人による結果の統合・解釈は通常異なる実験結果を分析するために必要とされています。このプロセスは現在、時間がかかりエラーを生みやすいプロセスとなっています。これに対し、Rapid Novor社では、LC-MS/MSを利用して得られたデータの解析を自動化したワークフローを開発し、抗体の詳細な特性解析に利用しています。
手順
モノクローナル抗体は還元され、アルキル化された後、6種類の酵素(トリプシン、キモトリプシン、AspN、GluC、プロテナーゼKおよびペプシン)で消化されました。
各消化後のサンプルをLC-MS/MSで測定しました。ペプチドの de novo シークエンシングには独自のNovorソフトウェアが使用されました。
抗体配列データベースから参照配列を探索するためには独自データベースサービスサーチソフトFasterDBが使用されました。ペプチド de novo シークエンシングの結果は相対的な位置を決定するため、参照配列の上にマッピングされました。
de novo シークエンシングの結果得られた配列間で一致するコンセンサス配列は実際のタンパク質の部分配列であると判断されました。1次配列が決定された後、再度FasterDBを利用し、糖鎖修飾や他の翻訳後修飾を決定するためにMS/MSスペクトルが1次配列上にマッピングされました。
次いで各糖鎖修飾や他の翻訳後修飾のピーク面積が計算されました。ロイシンとイソロイシンは抗体データベース中の出現率やキモトリプシンおよびペプシンによる消化パターンの違いにより、明確に識別されました。
結果
上記ワークフローはWaters社のIgG-1標準抗体を用いて試験されました。重鎖および軽鎖の両方の全長配列がカバーされています(下図)。

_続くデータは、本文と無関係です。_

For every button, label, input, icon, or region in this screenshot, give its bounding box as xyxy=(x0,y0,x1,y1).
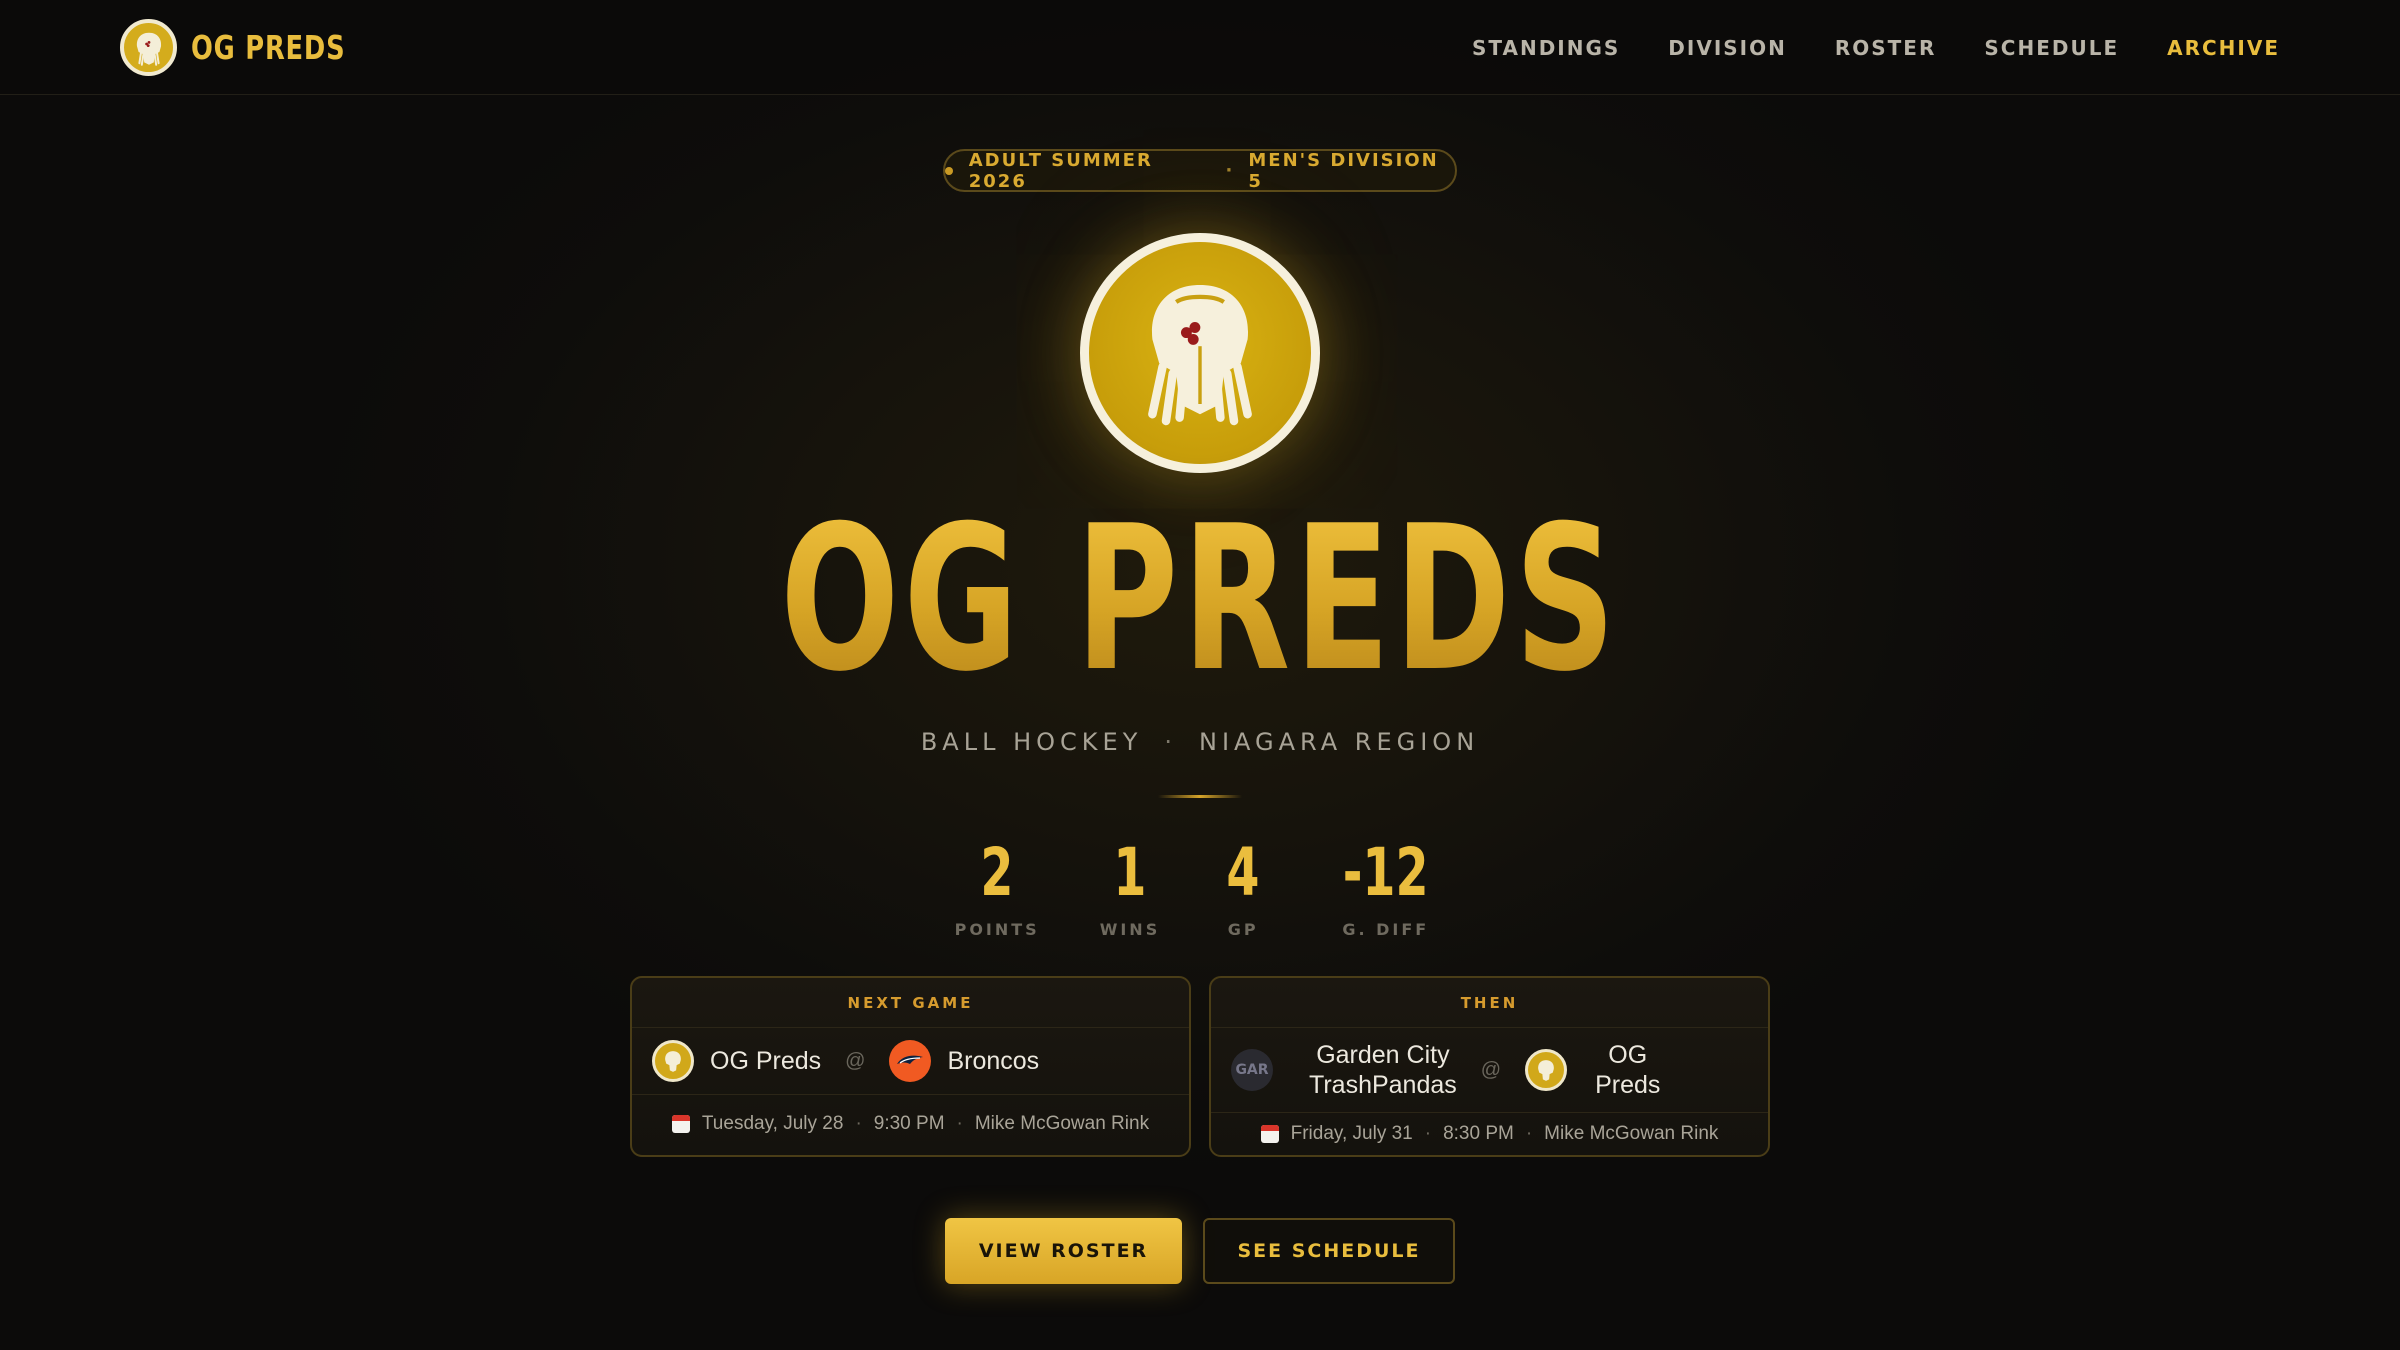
nav-schedule[interactable]: SCHEDULE xyxy=(1984,36,2119,60)
subtitle-separator: · xyxy=(1164,728,1177,756)
stat-points: 2 POINTS xyxy=(954,834,1040,940)
game-details: Tuesday, July 28 · 9:30 PM · Mike McGowa… xyxy=(632,1095,1189,1153)
brand-name: OG PREDS xyxy=(191,28,346,67)
stat-wins: 1 WINS xyxy=(1099,834,1161,940)
stat-games-played: 4 GP xyxy=(1220,834,1266,940)
team-name: Garden City TrashPandas xyxy=(1309,1040,1457,1100)
team-name: OG Preds xyxy=(1595,1040,1660,1100)
calendar-icon xyxy=(671,1115,690,1133)
game-venue: Mike McGowan Rink xyxy=(974,1113,1150,1134)
then-game-card[interactable]: THEN GAR Garden City TrashPandas @ OG Pr… xyxy=(1209,976,1770,1157)
status-dot xyxy=(945,166,953,175)
stat-label: G. DIFF xyxy=(1342,920,1430,939)
meta-separator: · xyxy=(1424,1123,1432,1144)
game-time: 9:30 PM xyxy=(873,1113,945,1134)
region-label: NIAGARA REGION xyxy=(1199,728,1480,756)
stat-label: POINTS xyxy=(954,920,1040,939)
nav-archive[interactable]: ARCHIVE xyxy=(2167,36,2280,60)
season-badge: ADULT SUMMER 2026 · MEN'S DIVISION 5 xyxy=(943,149,1457,192)
meta-separator: · xyxy=(1525,1123,1533,1144)
at-separator: @ xyxy=(845,1049,866,1072)
team-logo xyxy=(1080,233,1320,473)
top-navbar: OG PREDS STANDINGS DIVISION ROSTER SCHED… xyxy=(0,0,2400,95)
stat-value: 4 xyxy=(1226,834,1260,911)
away-team: OG Preds xyxy=(1525,1040,1660,1100)
predator-mask-icon xyxy=(652,1040,694,1082)
page-title: OG PREDS xyxy=(360,495,2040,705)
calendar-icon xyxy=(1260,1125,1279,1143)
predator-mask-icon xyxy=(120,19,177,76)
divider xyxy=(1158,795,1242,798)
predator-mask-icon xyxy=(1148,285,1252,426)
predator-mask-icon xyxy=(1525,1049,1568,1091)
main-nav: STANDINGS DIVISION ROSTER SCHEDULE ARCHI… xyxy=(1424,36,2280,60)
nav-standings[interactable]: STANDINGS xyxy=(1472,36,1620,60)
game-time: 8:30 PM xyxy=(1443,1123,1514,1144)
stat-value: 2 xyxy=(980,834,1014,911)
brand-home-link[interactable]: OG PREDS xyxy=(120,19,389,76)
meta-separator: · xyxy=(956,1113,963,1134)
matchup: GAR Garden City TrashPandas @ OG Preds xyxy=(1211,1028,1768,1113)
stat-value: -12 xyxy=(1342,834,1429,911)
team-name: Broncos xyxy=(947,1046,1040,1075)
stat-label: GP xyxy=(1227,920,1259,939)
stat-goal-diff: -12 G. DIFF xyxy=(1326,834,1445,940)
next-game-card[interactable]: NEXT GAME OG Preds @ Broncos Tuesday, Ju… xyxy=(630,976,1191,1157)
game-date: Friday, July 31 xyxy=(1290,1123,1413,1144)
at-separator: @ xyxy=(1480,1058,1502,1081)
team-abbr-badge: GAR xyxy=(1231,1049,1273,1091)
game-venue: Mike McGowan Rink xyxy=(1544,1123,1719,1144)
team-name-line: Preds xyxy=(1595,1071,1661,1099)
matchup: OG Preds @ Broncos xyxy=(632,1028,1189,1095)
game-details: Friday, July 31 · 8:30 PM · Mike McGowan… xyxy=(1211,1113,1768,1155)
team-name-line: Garden City xyxy=(1316,1041,1450,1069)
away-team: Broncos xyxy=(889,1040,1039,1082)
nav-division[interactable]: DIVISION xyxy=(1668,36,1787,60)
season-label: ADULT SUMMER 2026 xyxy=(968,149,1153,192)
season-separator: · xyxy=(1225,160,1235,181)
home-team: OG Preds xyxy=(652,1040,821,1082)
card-heading: NEXT GAME xyxy=(632,978,1189,1028)
team-name: OG Preds xyxy=(710,1046,822,1075)
stat-label: WINS xyxy=(1099,920,1161,939)
meta-separator: · xyxy=(855,1113,862,1134)
nav-roster[interactable]: ROSTER xyxy=(1835,36,1937,60)
see-schedule-button[interactable]: SEE SCHEDULE xyxy=(1203,1218,1455,1284)
stat-value: 1 xyxy=(1113,834,1147,911)
team-name-line: TrashPandas xyxy=(1309,1071,1457,1099)
view-roster-button[interactable]: VIEW ROSTER xyxy=(945,1218,1182,1284)
sport-label: BALL HOCKEY xyxy=(920,728,1143,756)
bronco-horse-icon xyxy=(889,1040,932,1082)
team-stats: 2 POINTS 1 WINS 4 GP -12 G. DIFF xyxy=(0,834,2400,940)
home-team: GAR Garden City TrashPandas xyxy=(1231,1040,1457,1100)
game-date: Tuesday, July 28 xyxy=(701,1113,844,1134)
team-subtitle: BALL HOCKEY · NIAGARA REGION xyxy=(0,728,2400,756)
team-name-line: OG xyxy=(1608,1041,1648,1069)
division-label: MEN'S DIVISION 5 xyxy=(1248,149,1439,192)
card-heading: THEN xyxy=(1211,978,1768,1028)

Waters社から提供されている配列情報と比較すると、重鎖に2か所の相違がみられました。最初の相違は49-50番目のアミノ酸残基で見られたMGとGMの2アミノ酸の相違であり、2か所目は68-70番目のアミノ酸残基で見られたSITとTISの相違でした。どちらの相違も可変部位に存在し、強いMS/MSシグナルピークによって裏付けされました。この変化によって全体の分子量は変化せず、若干MS/MSスペクトルが変化するだけであるため、 de novo ペプチドシークエンシングでのみ検出可能です。
さらに、6種類の糖鎖修飾型が検出されました。6種類のうち5種類は異なる保持時間を示し、質量分析中のフラグメント化によるものではないことがわかります。
結論
このワークフローを用いることで、ルーティンで抗体の de novo シークエンシングと糖鎖修飾プロファイリングが可能になります。アミノ酸の推定は de novo シークエンシングの結果に基づいて行われます。これにより、ホモロジーに基づくシークエンシングによって検出されるより多くの変異を検出可能です。